Default clauses come associated with stringent gross negligence conditions. This will change. However, it is increasingly common to agree the more straightforward definition of simple negligence, so investors at least have a chance in court, though no one would ever wish to resort to this. Nonetheless, investors are now looking for ‘no cause default clauses’. These are already being accepted and are likely to become much more standard.
The days when investors will back long-dated fund manager appointments with no default clauses (save perhaps in gross negligence) are numbered. Investors offering segregated accounts do not have to give such commitments, so why do investors accept it in fund raisings.
The great advantage of the ‘no cause default clause’ is that it renders many other terms unnecessary; key man, for example. I believe that investors would see improved performance from the fund manager working under a ‘no cause default’ clause, than the manager who cannot be fired.
Fees payable in fund vehicles are becoming ever more complex. Increasingly investors are expressing frustration at the difficulty in understanding the total fees that are payable in a fund or vehicle. Currently, investors must work it out. In this subject area, they have a duty to be cynical and suspicious.
If total fees were presented in ratio form, investors would have the key information required and could compare products. They might even concentrate less on the detail of the fees, comfortable that the overall level was appropriate.

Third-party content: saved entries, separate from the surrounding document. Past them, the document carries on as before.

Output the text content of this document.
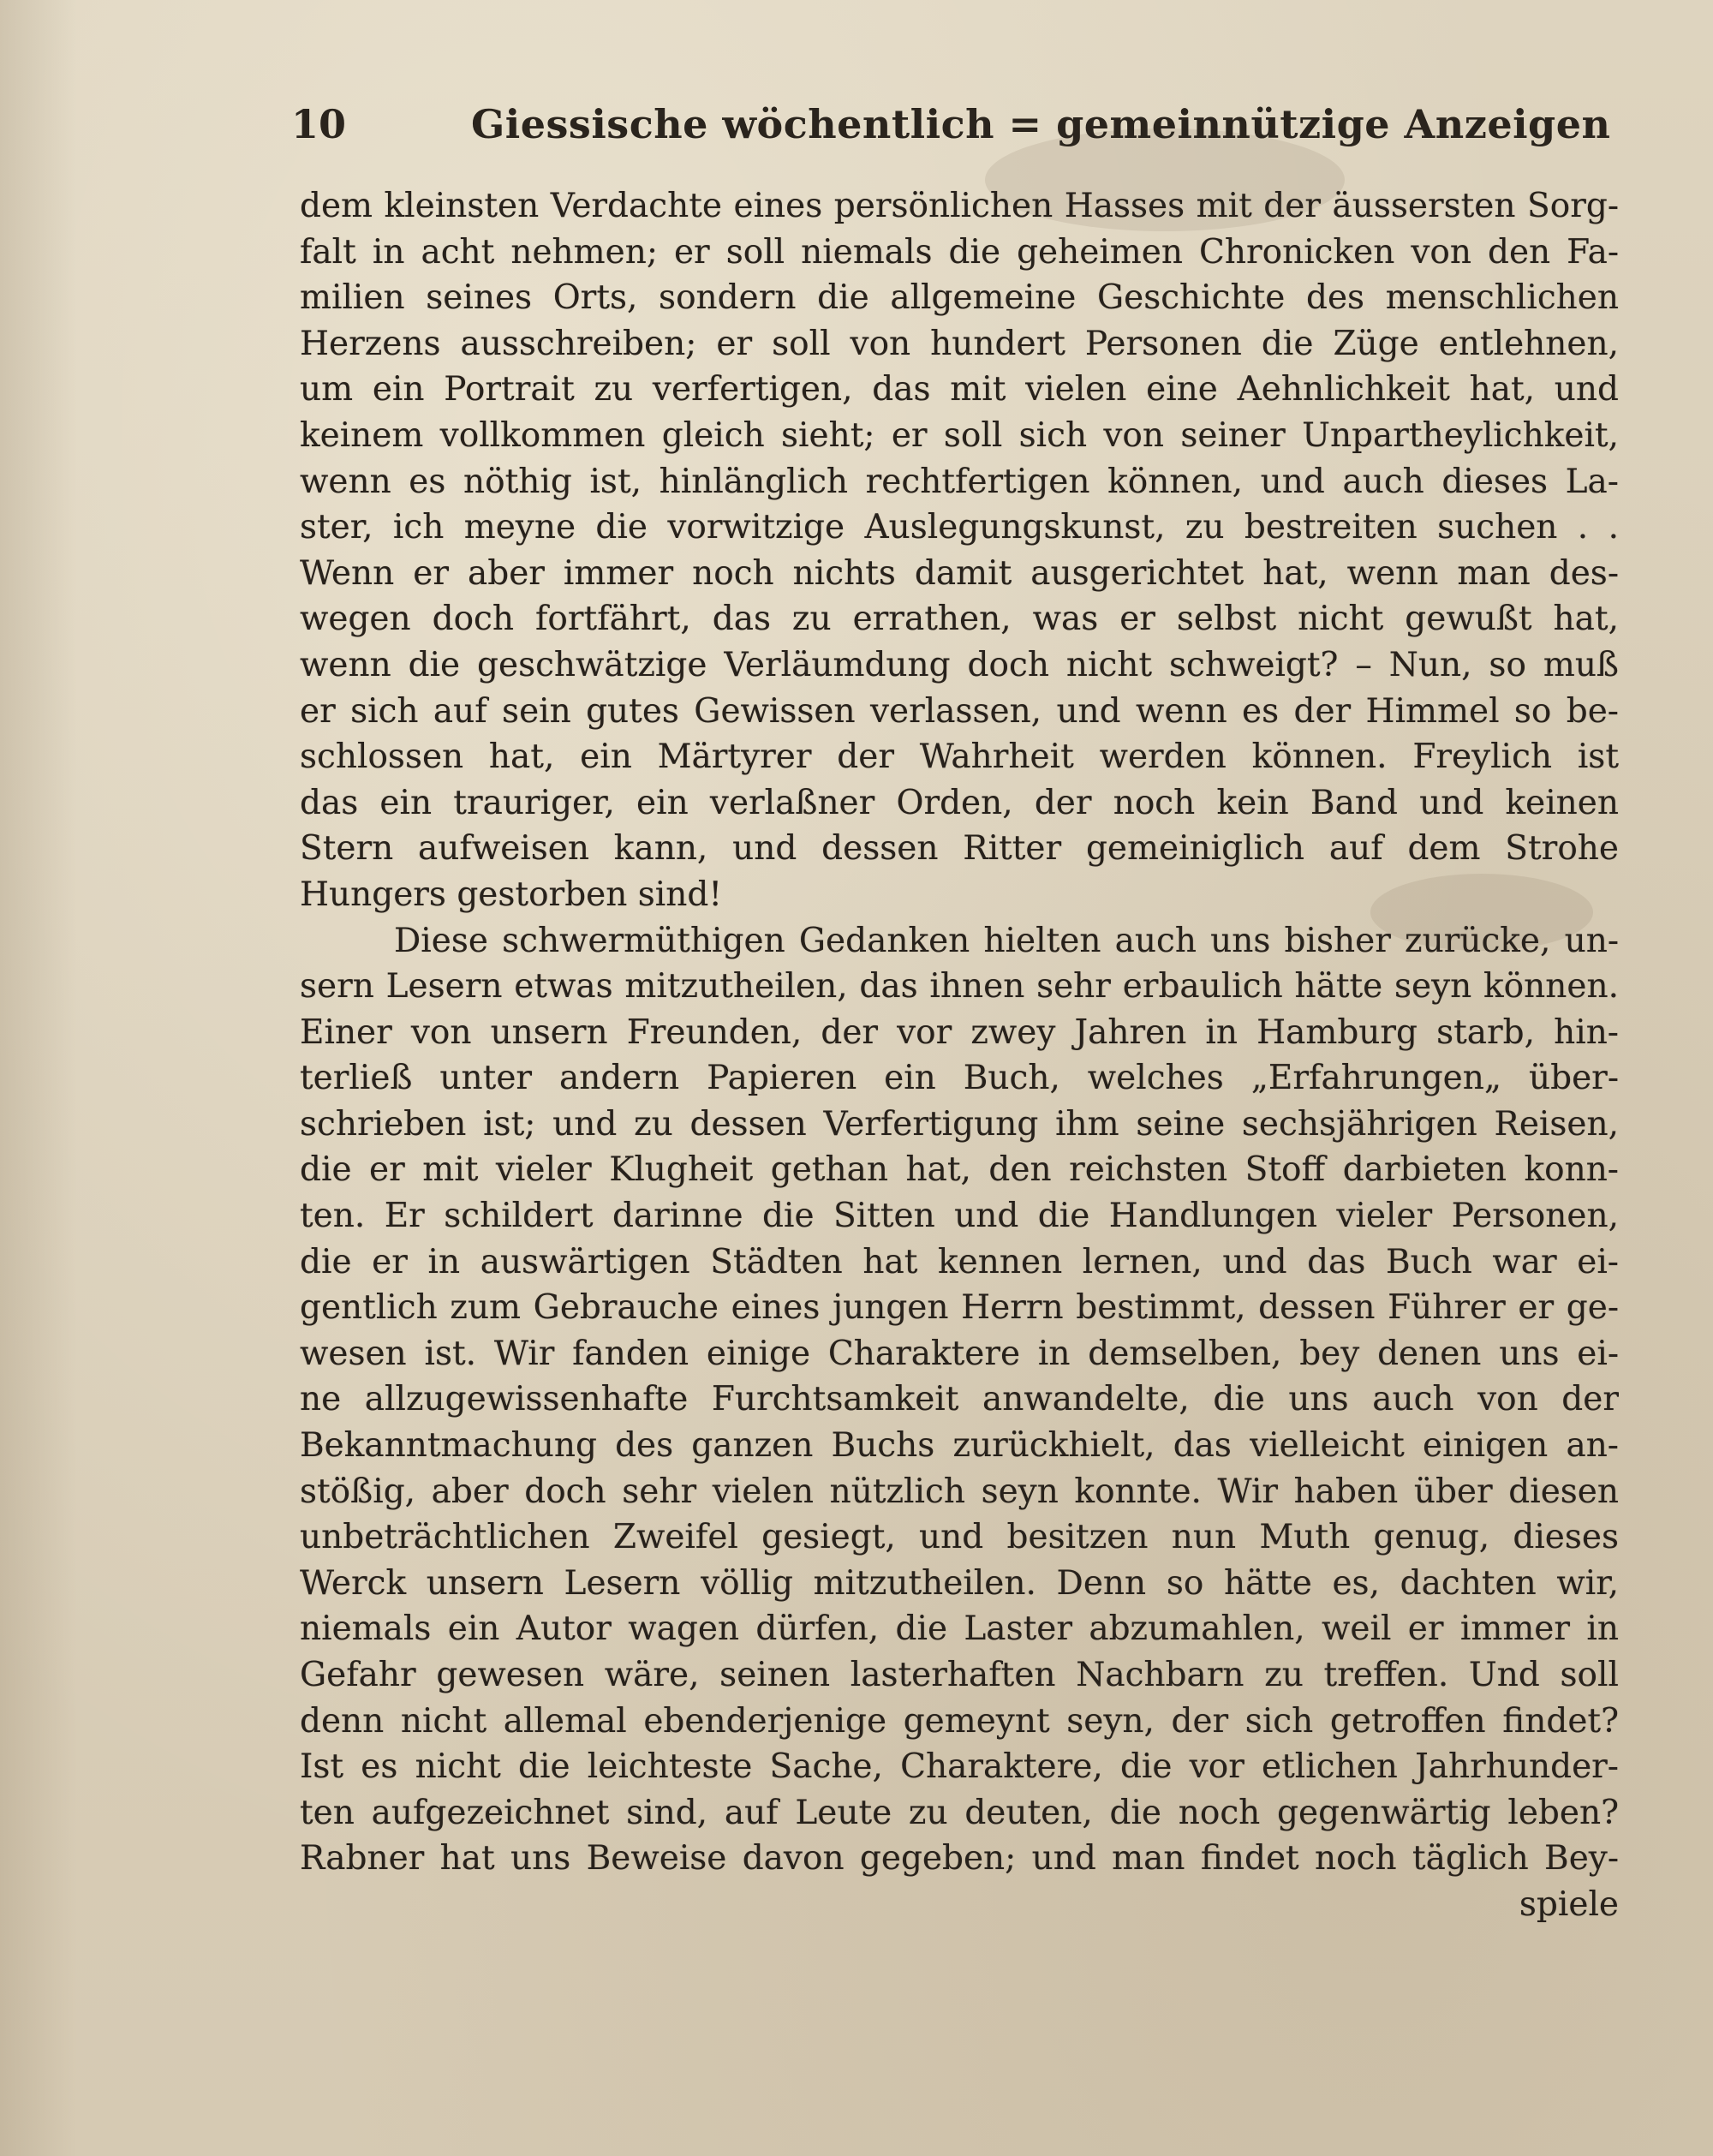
10	Giessische wöchentlich = gemeinnützige Anzeigen
dem kleinsten Verdachte eines persönlichen Hasses mit der äussersten Sorg-
falt in acht nehmen; er soll niemals die geheimen Chronicken von den Fa-
milien seines Orts, sondern die allgemeine Geschichte des menschlichen
Herzens ausschreiben; er soll von hundert Personen die Züge entlehnen,
um ein Portrait zu verfertigen, das mit vielen eine Aehnlichkeit hat, und
keinem vollkommen gleich sieht; er soll sich von seiner Unpartheylichkeit,
wenn es nöthig ist, hinlänglich rechtfertigen können, und auch dieses La-
ster, ich meyne die vorwitzige Auslegungskunst, zu bestreiten suchen . .
Wenn er aber immer noch nichts damit ausgerichtet hat, wenn man des-
wegen doch fortfährt, das zu errathen, was er selbst nicht gewußt hat,
wenn die geschwätzige Verläumdung doch nicht schweigt? – Nun, so muß
er sich auf sein gutes Gewissen verlassen, und wenn es der Himmel so be-
schlossen hat, ein Märtyrer der Wahrheit werden können. Freylich ist
das ein trauriger, ein verlaßner Orden, der noch kein Band und keinen
Stern aufweisen kann, und dessen Ritter gemeiniglich auf dem Strohe
Hungers gestorben sind!
Diese schwermüthigen Gedanken hielten auch uns bisher zurücke, un-
sern Lesern etwas mitzutheilen, das ihnen sehr erbaulich hätte seyn können.
Einer von unsern Freunden, der vor zwey Jahren in Hamburg starb, hin-
terließ unter andern Papieren ein Buch, welches „Erfahrungen„ über-
schrieben ist; und zu dessen Verfertigung ihm seine sechsjährigen Reisen,
die er mit vieler Klugheit gethan hat, den reichsten Stoff darbieten konn-
ten. Er schildert darinne die Sitten und die Handlungen vieler Personen,
die er in auswärtigen Städten hat kennen lernen, und das Buch war ei-
gentlich zum Gebrauche eines jungen Herrn bestimmt, dessen Führer er ge-
wesen ist. Wir fanden einige Charaktere in demselben, bey denen uns ei-
ne allzugewissenhafte Furchtsamkeit anwandelte, die uns auch von der
Bekanntmachung des ganzen Buchs zurückhielt, das vielleicht einigen an-
stößig, aber doch sehr vielen nützlich seyn konnte. Wir haben über diesen
unbeträchtlichen Zweifel gesiegt, und besitzen nun Muth genug, dieses
Werck unsern Lesern völlig mitzutheilen. Denn so hätte es, dachten wir,
niemals ein Autor wagen dürfen, die Laster abzumahlen, weil er immer in
Gefahr gewesen wäre, seinen lasterhaften Nachbarn zu treffen. Und soll
denn nicht allemal ebenderjenige gemeynt seyn, der sich getroffen findet?
Ist es nicht die leichteste Sache, Charaktere, die vor etlichen Jahrhunder-
ten aufgezeichnet sind, auf Leute zu deuten, die noch gegenwärtig leben?
Rabner hat uns Beweise davon gegeben; und man findet noch täglich Bey-
spiele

Investors are not just trying to reduce the fees they might have to pay. Contrary to what is often assumed, investors are often not unhappy paying performance fees and making fund managers seriously rich - so long as the payments have been aligned with fund performance.
Corporate governance matters and investors are taking it seriously. To illustrate INREV, the newly formed European association for unlisted real estate vehicles, has a dedicated investor platform that nominates 60% of its overarching and controlling management board. That is the right way round and will lead to improved transparency and liquidity in unlisted real estate vehicles. INREV also has a specific working party considering governance and other issues.
We can expect to see pricing of funds, especially in the secondary market, explicitly influenced and dependent upon the corporate governance practices in those funds. As the industry evolves, the spectre of disenchanted investors is inevitable. However, those funds with the very best, transparent, investor friendly corporate governance, with truly independent directors, valuations owned by the investors, no cause default clauses, clear total expense ratios, will enjoy premium pricing and secondary market liquidity.
Transparency is beckoning and regulation is coming. Alignment of interest between investor and fund manager is everything. Base fee levels will have to fall, especially in an environment of lower prospective returns. Greater performance orientation is needed, but for those that achieve it, fund manager rewards will be no less.
If the industry can move as one to offer best standards of practice then there is an exciting future. If a party fails to adapt, evolutionary forces will render them extinct.
There are reasons to be afraid, but also to be encouraged. The industry is evolving, terms are becoming more acceptable, and more and more investors are prepared to use indirect vehicles.
Peter Pereira Gray is head of property investment at the Wellcome Trust in the UK. The views are those of the writer and do not necessarily represent those of the Wellcome Trust.